In accordance with this, SFA announced in a media statement on Tuesday, 2 August, that they have removed their business suspensions.
SFA Lifts Operation Ban on Remaining 4 Kueh Manufacturers
Probably realising that there seems to be a trend going on here, the remaining four kueh manufacturers on SFA’s banned list followed suit and sent in their products for separate laboratory tests.
Surprise surprise, the results came back negative for both benzoic and sorbic acid as well.
As with the other cases, SFA confirmed that the tests were conducted by accredited third-party laboratories, and adequate measures have since been put in place that comply with Singapore food regulations.
SFA had Apologised for Miscommunication
The SFA released a statement last week to explain the situation when Jian Bo managed to produce proof of its products being safe for consumption. It turns out that SFA had provided Jian Bo with wrong information about the amount the amount of sorbic acid allowed in their products initially.
SFA had told Jian Bo that the maximum amount of sorbic acid they could use in their kueh products was 1,000ppm, but they left out the fact that this was only limited to the kueh filling and not the skin.
Why not the skin as well, you ask? Because it’s what’s on the inside that counts, silly.
They cited this miscommunication as the reason for initially finding higher-than-permissible levels of sorbic acid in Jian Bo’s products, and subsequently apologised for the mishap.
Following Jian Bo’s ban lift, SFA stated that it will review internal procedures to ensure that food safety requirements are communicated fully and accurately to food manufacturers.
You might have noticed that this doesn’t solve the problem of the accuracy of their laboratory tests, though. SFA has yet to comment on this.
What’s the Deal with Benzoic & Sorbic Acid?
In food manufacturing, Sorbic acid is a compound predominantly in synthetic form, added to preserve foods so that they can be safe for consumption across longer periods.

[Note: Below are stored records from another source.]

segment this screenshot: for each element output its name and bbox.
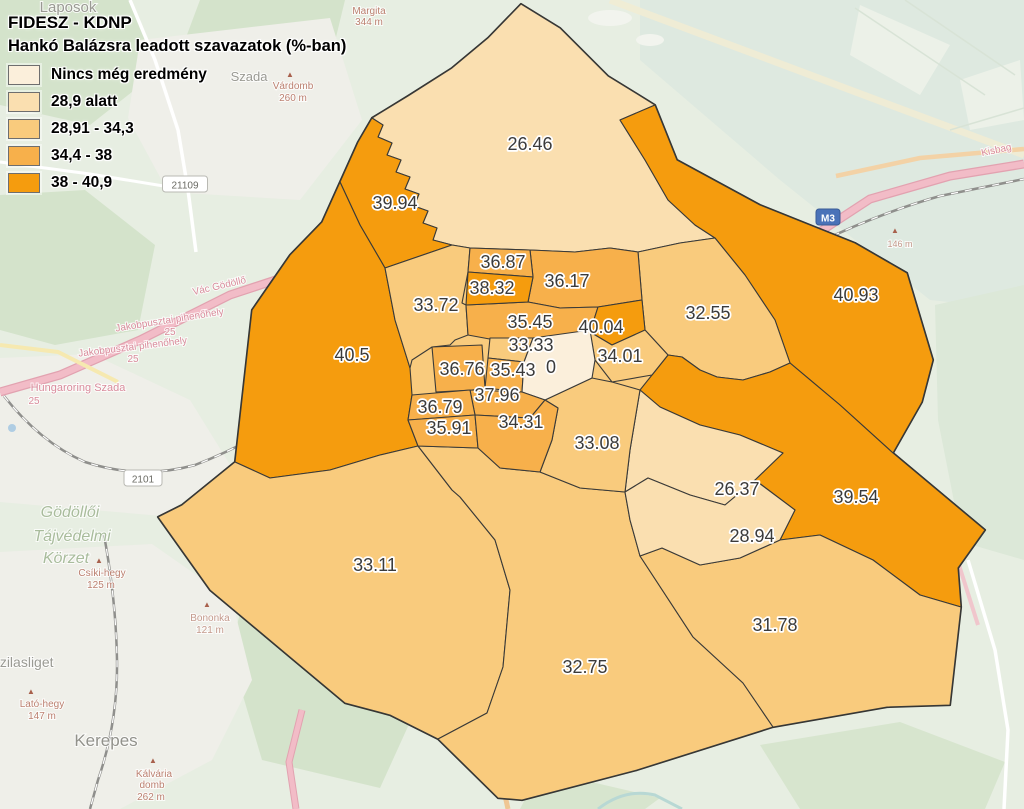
basemap-label: 25 [28,396,40,407]
basemap-label: 344 m [355,17,383,28]
district-value-label: 40.93 [833,285,878,305]
road-shield-label: 21109 [171,181,199,192]
district-value-label: 0 [546,357,556,377]
district-value-label: 36.79 [417,397,462,417]
basemap-label: 146 m [887,239,912,249]
district-value-label: 39.54 [833,487,878,507]
basemap-label: Gödöllői [41,504,100,521]
district-value-label: 33.08 [574,433,619,453]
district-value-label: 34.01 [597,346,642,366]
basemap-label: Margita [352,6,386,17]
basemap-label: 262 m [137,792,165,803]
district-value-label: 31.78 [752,615,797,635]
district-value-label: 39.94 [372,193,417,213]
peak-icon: ▲ [203,600,211,609]
district-value-label: 40.5 [334,345,369,365]
peak-icon: ▲ [286,70,294,79]
basemap-label: 25 [127,354,139,365]
basemap-label: domb [139,780,164,791]
peak-icon: ▲ [891,226,899,235]
basemap-label: Csíki-hegy [78,568,125,579]
district-value-label: 26.37 [714,479,759,499]
motorway-shield: M3 [816,209,840,225]
district-value-label: 37.96 [474,385,519,405]
peak-icon: ▲ [149,756,157,765]
district-value-label: 32.75 [562,657,607,677]
basemap-label: 147 m [28,711,56,722]
basemap-label: 260 m [279,93,307,104]
peak-icon: ▲ [95,556,103,565]
basemap-label: Hungaroring Szada [31,382,127,394]
district-value-label: 26.46 [507,134,552,154]
basemap-label: Kerepes [74,731,137,750]
district-value-label: 28.94 [729,526,774,546]
district-value-label: 33.72 [413,295,458,315]
district-value-label: 38.32 [469,278,514,298]
basemap-label: Tájvédelmi [33,528,111,545]
basemap-label: 121 m [196,625,224,636]
basemap-label: Kálvária [136,769,173,780]
district-value-label: 36.17 [544,271,589,291]
district-value-label: 36.76 [439,359,484,379]
road-shield: 21109 [163,176,208,192]
basemap-label: Várdomb [273,81,314,92]
map-canvas: ▲▲▲▲▲▲211092101M3LaposokMargita344 mSzad… [0,0,1024,809]
district-value-label: 35.43 [490,360,535,380]
road-shield-label: M3 [821,214,835,225]
peak-icon: ▲ [27,687,35,696]
district-value-label: 35.45 [507,312,552,332]
road-shield-label: 2101 [132,475,155,486]
map-viewport: ▲▲▲▲▲▲211092101M3LaposokMargita344 mSzad… [0,0,1024,809]
basemap-label: Körzet [43,550,90,567]
district-value-label: 32.55 [685,303,730,323]
basemap-label: Szilasliget [0,654,54,670]
district-value-label: 35.91 [426,418,471,438]
road-shield: 2101 [124,470,162,486]
basemap-label: Szada [231,69,269,84]
district-value-label: 34.31 [498,412,543,432]
basemap-label: Lató-hegy [20,699,64,710]
district-value-label: 40.04 [578,317,623,337]
basemap-label: Laposok [40,0,97,16]
basemap-label: Bononka [190,613,230,624]
district-value-label: 36.87 [480,252,525,272]
district-value-label: 33.11 [353,555,397,575]
district-value-label: 33.33 [508,335,553,355]
basemap-label: 125 m [87,580,115,591]
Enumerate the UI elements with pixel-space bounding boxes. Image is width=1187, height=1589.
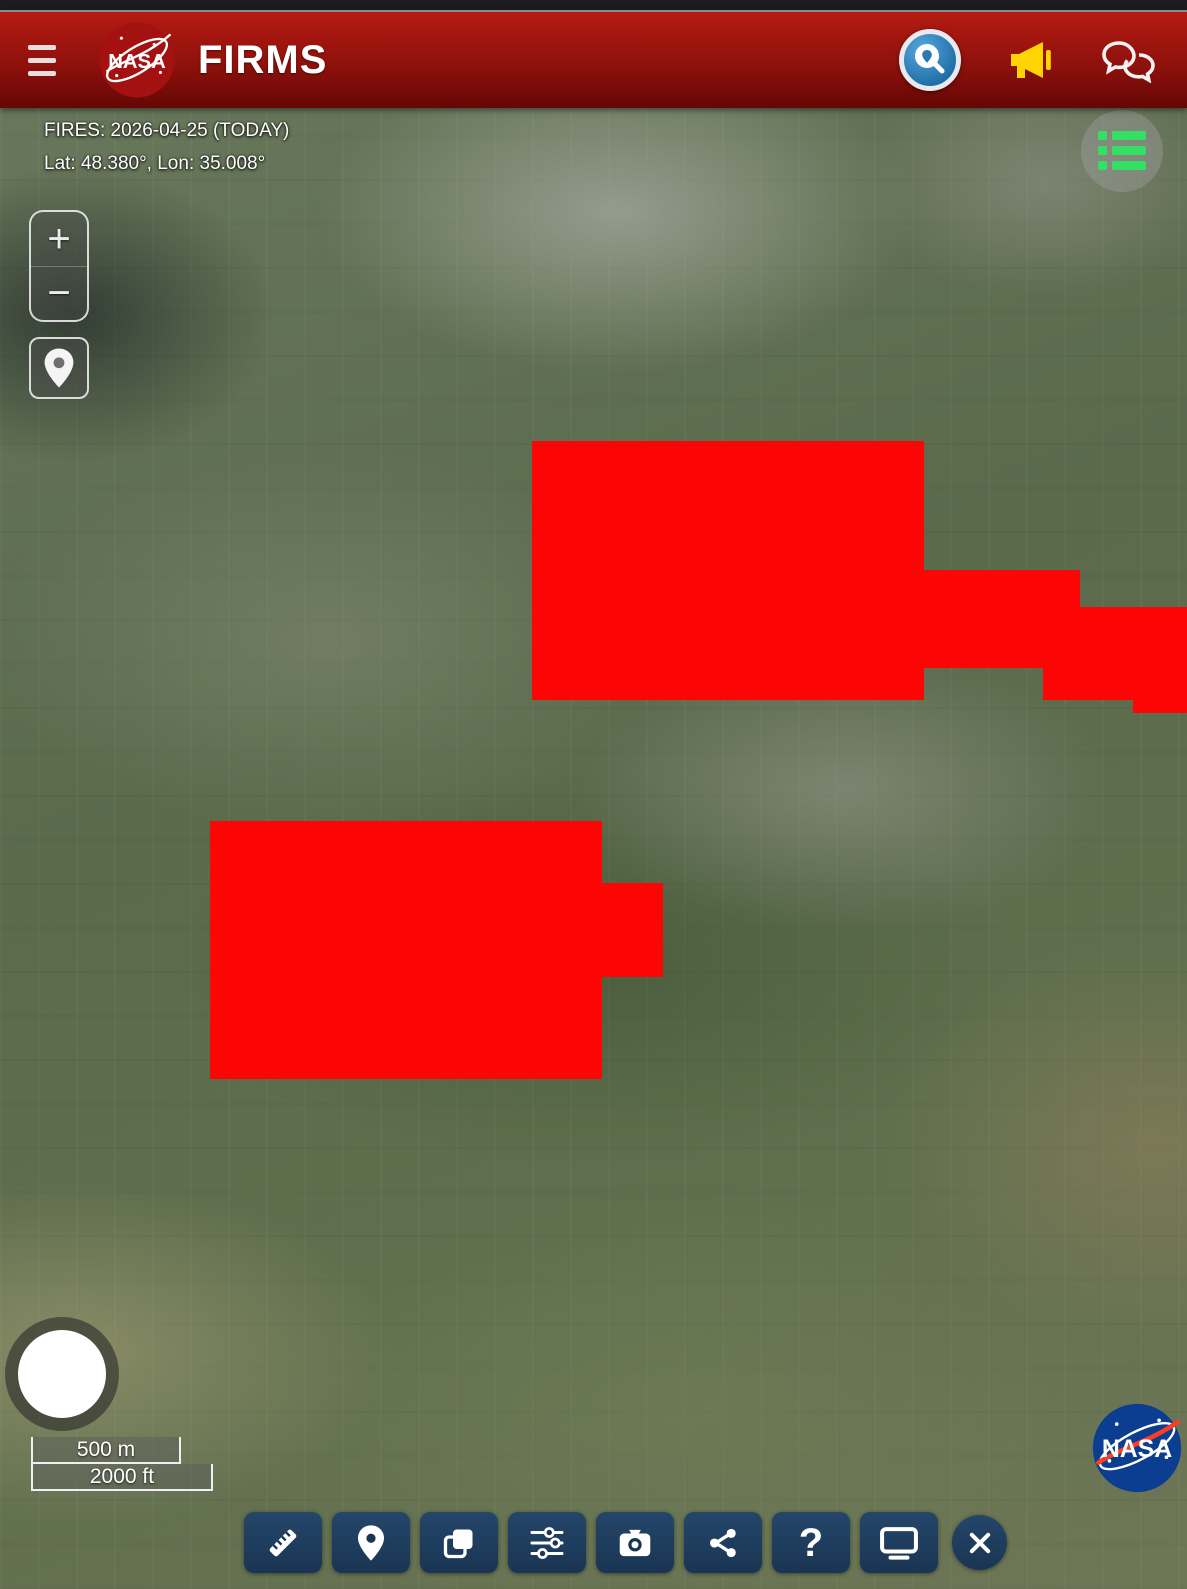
fire-list-button[interactable] xyxy=(1081,110,1163,192)
fire-footprint[interactable] xyxy=(924,570,1080,668)
layers-button[interactable] xyxy=(420,1512,498,1573)
nasa-watermark-logo: NASA xyxy=(1091,1402,1183,1494)
map-pin-icon xyxy=(354,1524,388,1562)
screenshot-button[interactable] xyxy=(596,1512,674,1573)
scale-metric: 500 m xyxy=(33,1437,181,1464)
firms-app: NASA FIRMS xyxy=(0,0,1187,1589)
feedback-button[interactable] xyxy=(1101,37,1157,83)
adjustments-button[interactable] xyxy=(508,1512,586,1573)
question-icon: ? xyxy=(799,1523,823,1563)
help-button[interactable]: ? xyxy=(772,1512,850,1573)
zoom-control: + − xyxy=(29,210,89,322)
bottom-toolbar: ? xyxy=(244,1512,1007,1573)
coordinates-label: Lat: 48.380°, Lon: 35.008° xyxy=(44,147,289,180)
compass-reset-control[interactable] xyxy=(5,1317,119,1431)
announcements-button[interactable] xyxy=(1005,36,1057,84)
fire-footprint[interactable] xyxy=(1080,607,1187,700)
fires-date-label: FIRES: 2026-04-25 (TODAY) xyxy=(44,114,289,147)
layers-icon xyxy=(441,1525,477,1561)
sliders-icon xyxy=(528,1525,566,1561)
app-title: FIRMS xyxy=(198,38,327,83)
nasa-header-logo: NASA xyxy=(98,21,176,99)
chat-bubbles-icon xyxy=(1101,37,1157,83)
monitor-icon xyxy=(879,1525,919,1561)
search-location-button[interactable] xyxy=(899,29,961,91)
menu-button[interactable] xyxy=(18,32,74,88)
fire-footprint[interactable] xyxy=(210,821,602,1079)
compass-face xyxy=(18,1330,106,1418)
zoom-in-button[interactable]: + xyxy=(31,212,87,266)
megaphone-icon xyxy=(1005,36,1057,84)
display-button[interactable] xyxy=(860,1512,938,1573)
map-scale-bar: 500 m 2000 ft xyxy=(31,1437,213,1491)
scale-imperial: 2000 ft xyxy=(33,1464,213,1491)
hamburger-icon xyxy=(28,45,56,50)
my-location-button[interactable] xyxy=(29,337,89,399)
close-icon xyxy=(966,1529,994,1557)
zoom-out-button[interactable]: − xyxy=(31,266,87,320)
svg-text:NASA: NASA xyxy=(1102,1436,1172,1463)
fire-footprint[interactable] xyxy=(602,883,663,977)
share-icon xyxy=(706,1526,740,1560)
camera-icon xyxy=(617,1527,653,1559)
location-pin-icon xyxy=(41,347,77,389)
fire-footprint[interactable] xyxy=(532,441,924,700)
status-strip xyxy=(0,0,1187,10)
search-location-icon xyxy=(912,42,948,78)
ruler-icon xyxy=(265,1525,301,1561)
app-header: NASA FIRMS xyxy=(0,10,1187,108)
share-button[interactable] xyxy=(684,1512,762,1573)
close-toolbar-button[interactable] xyxy=(952,1515,1007,1570)
svg-text:NASA: NASA xyxy=(108,51,166,73)
map-status-text: FIRES: 2026-04-25 (TODAY) Lat: 48.380°, … xyxy=(44,114,289,180)
list-icon xyxy=(1096,129,1148,173)
measure-button[interactable] xyxy=(244,1512,322,1573)
location-button[interactable] xyxy=(332,1512,410,1573)
fire-footprint[interactable] xyxy=(1043,668,1080,700)
satellite-map[interactable]: FIRES: 2026-04-25 (TODAY) Lat: 48.380°, … xyxy=(0,108,1187,1589)
fire-footprint[interactable] xyxy=(1133,700,1187,713)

Sorbic acid does not alter the taste or appearance of foods but it does help to prevent yeast and mold from growing on the food for longer periods. In the case of our beloved kueh, mold will start growing on it within just a few days but with this commonly used preservative added to it, it can remain mold-free for up to 30 days.
In general, sorbic acid is safe for regular use, as it is not linked to cancer or other major health problems. Some consumers may be allergic to sorbic acid, but reactions are typically mild and consist of light skin itching. In summary, you don’t have much to worry about when it comes to this additive being used in SFA-compliant products.
Benzoic acid is another food preservative, and although it would take a substantial amount of benzoic acid to be lethal to humans, high exposure levels were found to be poisonous. For some, there have been reports of increased symptoms of asthma, and rash irritations on the skin. Children also appear to be at a higher risk of the symptoms caused by benzoic acid as well.
Though again, you shouldn’t be too quick to worry, as SFA has strict regulations in place over the permitted levels of such preservatives.
So strict, in fact, that they have managed to detect “invisible” food additive particles in many kuehs?